Marcel Proust, In search of lost time
what happened here?
How are episodic memories stored in neural circuits? What happened when they are recalled?
How do we forget and why? these are some of the questions we address, using a combination of top-down circuit models and data analysis (rodent hippocampus).
Ambiguity and noise plague virtually all biologically-relevant computation. Hence, neural circuits need to represent and appropriately deal with uncertaintly.
We use theoretical models to identify general principles for representing uncertainty in neural circuits and develop novel data analysis tools to validate these models experimentally (ferret and monkey V1).
We are particularly interested in metamemory, making judgements about the reliability of information retrieved from memory.
The properties of single neurons and their interactions change all the time, on a multitude of time scales. This plasticity allows the remarkable flexibility and robustness of the brain, be it when cramming for the next exam or when recovering function after injury. The challenge is to understand how the vast array of different plasticity mechanisms interact to give rise to stable circuit function.
To address this question we build probabilistic models that describe biologically-relevant computations and then use techniques borrowed from machine learning to work out how neural circuits could approximate the optimal solution for these tasks.
This work provides a normative account for the richness and diversity of synaptic and neural plasticity. In particular, it shows that homeostatic plasticity plays critical roles in circuit function: when learning efficient representations of sensory inputs or during efficient memory recall.

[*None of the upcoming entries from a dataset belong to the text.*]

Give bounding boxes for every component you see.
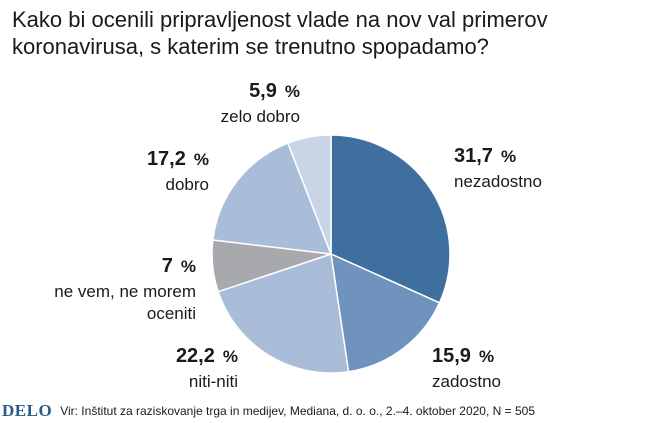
slice-value: 31,7 — [454, 145, 493, 167]
slice-value: 22,2 — [176, 345, 215, 367]
slice-unit: % — [181, 257, 196, 276]
slice-label-group: 31,7 % nezadostno — [454, 145, 542, 191]
slice-unit: % — [501, 147, 516, 166]
slice-value-label: 7% — [162, 255, 196, 277]
pie-labels: 31,7 % nezadostno 15,9 % zadostno 22,2 % niti-ni… — [54, 80, 542, 391]
source-note: Vir: Inštitut za raziskovanje trga in me… — [60, 403, 536, 418]
slice-label-group: 5,9 % zelo dobro — [221, 80, 300, 126]
slice-unit: % — [194, 150, 209, 169]
slice-value-label: 31,7% — [454, 145, 516, 167]
chart-title-line-2: koronavirusa, s katerim se trenutno spop… — [12, 34, 489, 59]
footer: DELO Vir: Inštitut za raziskovanje trga … — [0, 398, 660, 423]
slice-label-group: 22,2 % niti-niti — [176, 345, 238, 391]
slice-unit: % — [223, 347, 238, 366]
slice-label-group: 17,2 % dobro — [147, 148, 209, 194]
pie-chart: 31,7 % nezadostno 15,9 % zadostno 22,2 % niti-ni… — [54, 80, 542, 391]
pie-slice-dobro — [212, 142, 332, 255]
slice-unit: % — [285, 82, 300, 101]
slice-value-label: 15,9% — [432, 345, 494, 367]
slice-category-label: dobro — [166, 175, 209, 194]
slice-value: 5,9 — [249, 80, 277, 102]
slice-category-label: ne vem, ne morem — [54, 282, 196, 301]
slice-category-label: nezadostno — [454, 172, 542, 191]
slice-value: 17,2 — [147, 148, 186, 170]
pie-slice-zadostno — [330, 253, 441, 373]
slice-category-label: oceniti — [147, 304, 196, 323]
chart-title-line-1: Kako bi ocenili pripravljenost vlade na … — [12, 7, 548, 32]
pie-slices — [211, 134, 451, 374]
pie-slice-niti-niti — [217, 253, 350, 374]
slice-value: 7 — [162, 255, 173, 277]
slice-value-label: 22,2% — [176, 345, 238, 367]
slice-unit: % — [479, 347, 494, 366]
chart-title: Kako bi ocenili pripravljenost vlade na … — [12, 6, 652, 60]
brand-logo: DELO — [2, 400, 53, 420]
slice-category-label: niti-niti — [189, 372, 238, 391]
slice-value: 15,9 — [432, 345, 471, 367]
slice-category-label: zadostno — [432, 372, 501, 391]
pie-slice-nezadostno — [330, 134, 451, 304]
pie-slice-zelo-dobro — [287, 134, 332, 255]
slice-label-group: 15,9 % zadostno — [432, 345, 501, 391]
slice-label-group: 7 % ne vem, ne morem oceniti — [54, 255, 196, 323]
slice-value-label: 5,9% — [249, 80, 300, 102]
slice-value-label: 17,2% — [147, 148, 209, 170]
slice-category-label: zelo dobro — [221, 107, 300, 126]
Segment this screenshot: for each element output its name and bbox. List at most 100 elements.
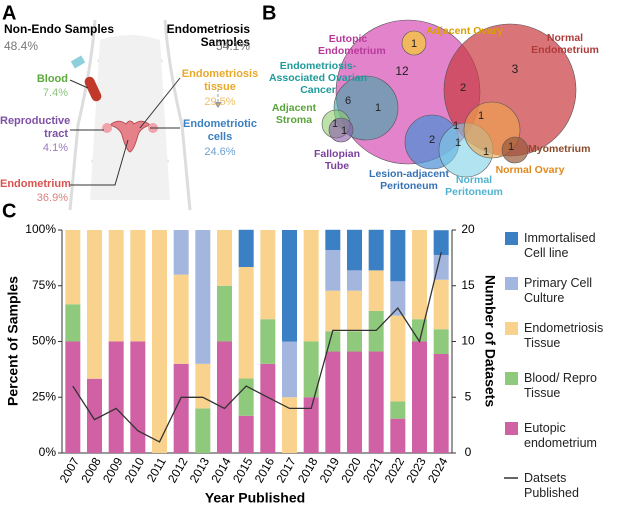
count: 1 (478, 110, 484, 122)
bar-segment (325, 331, 341, 352)
bar-segment (87, 378, 102, 453)
bar-segment (390, 230, 406, 282)
count: 2 (429, 134, 435, 146)
count: 3 (512, 62, 519, 76)
leader (139, 77, 181, 129)
set-label: Endometriosis-Associated Ovarian Cancer (268, 60, 368, 96)
venn-circle (328, 117, 354, 143)
bar-segment (368, 310, 384, 352)
body (90, 35, 170, 200)
x-tick-label: 2023 (403, 455, 429, 485)
bar-segment (260, 230, 276, 320)
x-tick-label: 2019 (317, 455, 343, 485)
set-label: Adjacent Stroma (271, 102, 317, 126)
bar-segment (217, 285, 232, 342)
bar-segment (347, 351, 362, 453)
legend-swatch (505, 322, 518, 335)
x-axis-label: Year Published (205, 490, 305, 506)
label: Endometriotic cells (183, 118, 257, 143)
y2-tick-label: 15 (461, 278, 475, 292)
y2-axis-label: Number of Datasets (482, 275, 498, 407)
bar-segment (433, 254, 449, 280)
bar-segment (412, 230, 427, 320)
bar-segment (65, 341, 81, 453)
set-label: Normal Peritoneum (445, 174, 503, 198)
bar-segment (347, 229, 362, 271)
bar-segment (152, 230, 167, 453)
bar-segment (303, 341, 319, 398)
x-tick-label: 2022 (382, 455, 408, 485)
leader-lines (69, 77, 181, 186)
legend-swatch (505, 422, 518, 435)
set-label: Normal Ovary (495, 164, 565, 176)
count: 1 (332, 118, 338, 130)
bar-segment (173, 274, 189, 364)
bar-segment (325, 229, 341, 251)
x-tick-label: 2015 (230, 455, 256, 485)
uterus (108, 120, 152, 153)
y-tick-label: 100% (25, 222, 56, 236)
bar-segment (195, 408, 211, 453)
bar-segment (108, 341, 124, 453)
label: 48.4% (4, 39, 39, 53)
bar-segment (238, 267, 254, 379)
bar-segment (368, 351, 384, 453)
bar-segment (195, 363, 211, 409)
x-tick-label: 2011 (144, 455, 169, 485)
bar-segment (390, 315, 406, 402)
ovary (102, 123, 112, 133)
arrow-head (214, 102, 222, 108)
label: 36.9% (36, 192, 68, 204)
panel-label: B (262, 2, 276, 24)
y2-tick-label: 20 (461, 222, 475, 236)
x-tick-label: 2020 (338, 455, 364, 485)
legend-swatch (505, 277, 518, 290)
bar-segment (433, 279, 449, 330)
bar-segment (130, 341, 146, 453)
y2-tick-label: 10 (461, 334, 475, 348)
bar-segment (108, 230, 124, 342)
bar-segment (260, 363, 276, 453)
x-tick-label: 2016 (252, 455, 278, 485)
legend-label: Blood/ Repro Tissue (524, 371, 597, 400)
leader (69, 79, 89, 89)
label: Blood (36, 73, 68, 85)
count: 1 (508, 141, 514, 153)
line (72, 252, 442, 443)
syringe (70, 55, 86, 69)
bar-segment (368, 229, 384, 271)
panel-label: A (2, 2, 16, 24)
legend-label: Immortalised Cell line (524, 231, 596, 260)
bar-segment (433, 329, 449, 354)
venn-counts: 1 12 3 2 6 1 1 1 2 1 1 1 1 1 (332, 38, 519, 158)
bar-segment (217, 341, 232, 453)
bar-segment (325, 290, 341, 332)
bar-segment (282, 230, 297, 342)
count: 1 (411, 38, 417, 50)
label: Endometrium (0, 178, 71, 190)
bar-segment (238, 229, 254, 268)
label: 29.5% (204, 96, 236, 108)
bar-segment (238, 378, 254, 416)
bar-segment (282, 397, 297, 453)
y-tick-label: 25% (32, 389, 56, 403)
legend-swatch (505, 372, 518, 385)
bar-segment (195, 230, 211, 364)
bar-segment (433, 353, 449, 453)
label: Endometriosis tissue (181, 68, 259, 93)
y-axis-label: Percent of Samples (5, 276, 21, 406)
set-label: Myometrium (528, 143, 591, 155)
x-tick-label: 2008 (78, 455, 104, 485)
y-tick-label: 0% (39, 445, 57, 459)
bar-segment (390, 401, 406, 419)
bar-segment (282, 341, 297, 398)
y-tick-label: 50% (32, 334, 56, 348)
set-label: Fallopian Tube (313, 148, 361, 172)
legend-label: Eutopic endometrium (524, 421, 597, 450)
x-tick-label: 2018 (295, 455, 321, 485)
x-tick-label: 2007 (57, 455, 83, 485)
x-tick-label: 2021 (360, 455, 386, 485)
set-label: Lesion-adjacent Peritoneum (369, 168, 449, 192)
count: 6 (345, 95, 351, 107)
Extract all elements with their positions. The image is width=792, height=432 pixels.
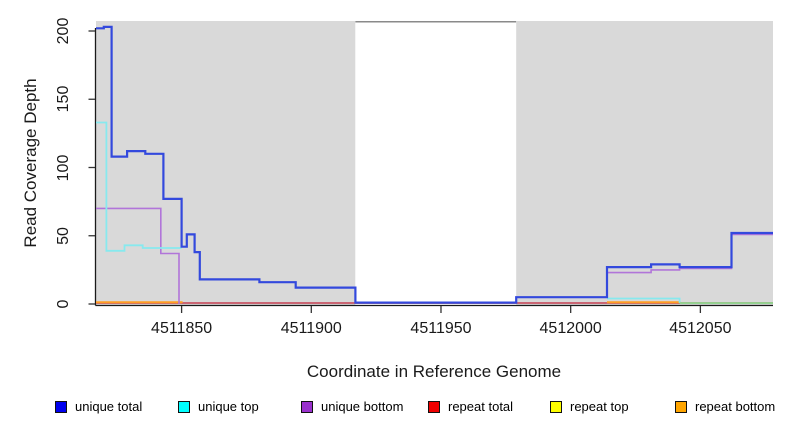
legend-swatch-icon (301, 401, 313, 413)
legend-label: repeat total (448, 399, 514, 414)
background-region-covered (516, 21, 773, 305)
legend-swatch-icon (178, 401, 190, 413)
background-region-gap (355, 21, 517, 305)
legend-label: unique top (198, 399, 259, 414)
x-tick-label: 4512000 (539, 320, 602, 337)
legend-swatch-icon (428, 401, 440, 413)
series-unique-bottom-line (96, 207, 180, 304)
legend-swatch-icon (55, 401, 67, 413)
y-tick-label: 100 (55, 154, 72, 181)
x-tick-label: 4511900 (280, 320, 342, 337)
x-tick-label: 4511850 (151, 320, 213, 337)
legend-swatch-icon (675, 401, 687, 413)
legend-label: repeat bottom (695, 399, 776, 414)
y-tick-label: 150 (55, 85, 72, 113)
legend-label: repeat top (570, 399, 629, 414)
series-unique-total-line (96, 25, 773, 304)
y-tick-label: 200 (55, 17, 72, 45)
x-tick-label: 4512050 (669, 320, 732, 337)
background-region-covered (96, 21, 356, 305)
series-repeat-bottom-line (607, 301, 681, 304)
legend-swatch-icon (550, 401, 562, 413)
series-repeat-bottom-line (96, 301, 183, 304)
y-tick-label: 0 (55, 299, 72, 309)
x-tick-label: 4511950 (410, 320, 472, 337)
x-axis-title: Coordinate in Reference Genome (306, 362, 562, 381)
series-unique-top-line (607, 297, 681, 303)
y-tick-label: 50 (55, 226, 72, 245)
y-axis-title: Read Coverage Depth (21, 78, 40, 248)
legend-label: unique total (75, 399, 143, 414)
legend-label: unique bottom (321, 399, 404, 414)
series-unique-top-line (96, 121, 182, 252)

building efficient representations of sensory inputs
Theories are nice, but they are truly useful only when they link back to experimental data. Our theoretical results motivate new ways of looking at neural activity, and suggest novel experiments. We collaborate extensively with experimental labs and use state-of-the art machine learning to build new analysis tools for multiunit activity from (typically awake behaving) animals.
Current projects here involve using maximum entropy models to characterize joint statistics of neural activity in the hippocampus and how they change with learning. We are particularly interested in time varying data: extracting low dimensional representations of population dynamics and quantifying how these change with uncertainty.